Abstract

Over the last decade, an increasing number of academic discourse studies have placed great emphasis on the concept of identity and the way(s) it is manifested in academic writing. Research on the field has suggested that academic writing is not completely impersonal, but that writers gain credibility by projecting an identity invested with individual authority (Ivanic 1998; Hyland 2001, 2002; Flottum 2005; Bondi 2007). As a further contribution to our understanding of the issue, the present paper explores some linguistic and discursive features that the interacting voices characterising the dialogic and argumentative practice in the genre of the academic book review article use to project their personal identities. Our own interest in this study is to investigate the construction of identity in different academic disciplinary discourses, in the area of the humanities and the social sciences: linguistics, history and economics have been chosen as case studies.
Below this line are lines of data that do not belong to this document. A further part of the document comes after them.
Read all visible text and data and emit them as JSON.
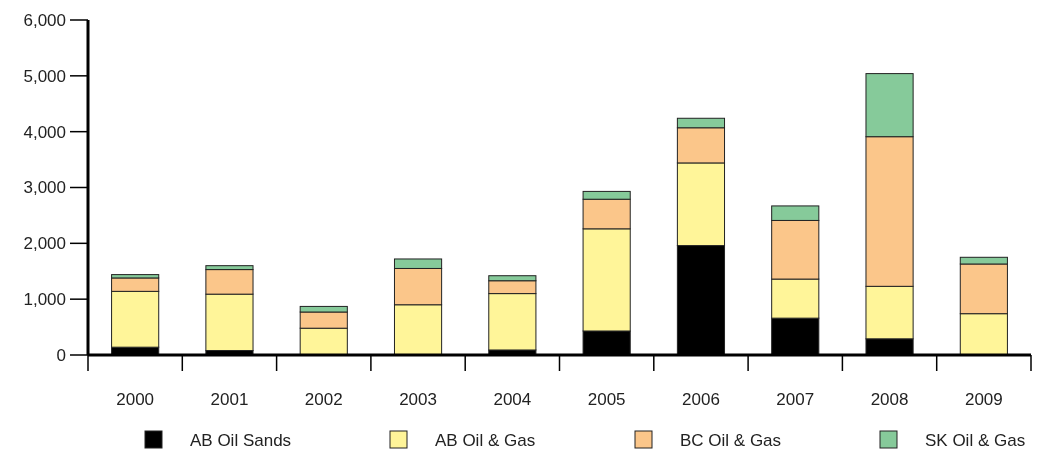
{
  "chart_data": {
    "type": "bar",
    "stacked": true,
    "categories": [
      "2000",
      "2001",
      "2002",
      "2003",
      "2004",
      "2005",
      "2006",
      "2007",
      "2008",
      "2009"
    ],
    "series": [
      {
        "name": "AB Oil Sands",
        "color": "#000000",
        "values": [
          140,
          80,
          null,
          0,
          90,
          430,
          1960,
          660,
          290,
          0
        ]
      },
      {
        "name": "AB Oil & Gas",
        "color": "#fff599",
        "values": [
          1000,
          1010,
          480,
          900,
          1010,
          1830,
          1480,
          700,
          940,
          740
        ]
      },
      {
        "name": "BC Oil & Gas",
        "color": "#fbc68a",
        "values": [
          240,
          440,
          290,
          650,
          230,
          530,
          630,
          1050,
          2680,
          890
        ]
      },
      {
        "name": "SK Oil & Gas",
        "color": "#86ca9a",
        "values": [
          60,
          70,
          100,
          170,
          90,
          140,
          170,
          260,
          1130,
          120
        ]
      }
    ],
    "ylim": [
      0,
      6000
    ],
    "yticks": [
      {
        "value": 0,
        "label": "0"
      },
      {
        "value": 1000,
        "label": "1,000"
      },
      {
        "value": 2000,
        "label": "2,000"
      },
      {
        "value": 3000,
        "label": "3,000"
      },
      {
        "value": 4000,
        "label": "4,000"
      },
      {
        "value": 5000,
        "label": "5,000"
      },
      {
        "value": 6000,
        "label": "6,000"
      }
    ],
    "grid": false,
    "legend": "bottom"
  }
}
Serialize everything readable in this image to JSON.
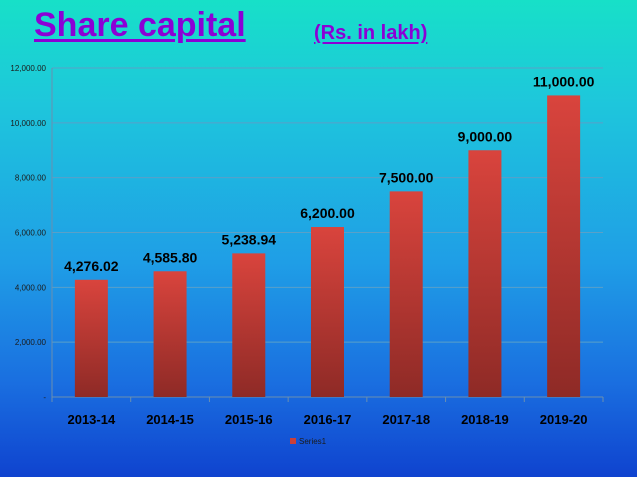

Using corpus-based methods, the study tries to establish whether cross-disciplinary variation can be observed in the way the various voices involved in the evaluation of academic research manifest themselves (i.e. the authorial voice of the reviewer and other textual voices like the reviewed author’s voice). Particular attention will be paid to the lexico-grammatical categories of person pronouns, proper names, and verbs lexicalising certain cognitive and verbal processes signalling the argumentative dialogue between the writer-as-reviewer and the reviewed author or the other experts, members of the scientific community. A quantitative analysis of the corpus data reveals significant distributional trends across disciplines, and a qualitative analysis of concordance lines confirms that these trends are motivated by discipline-specific practices.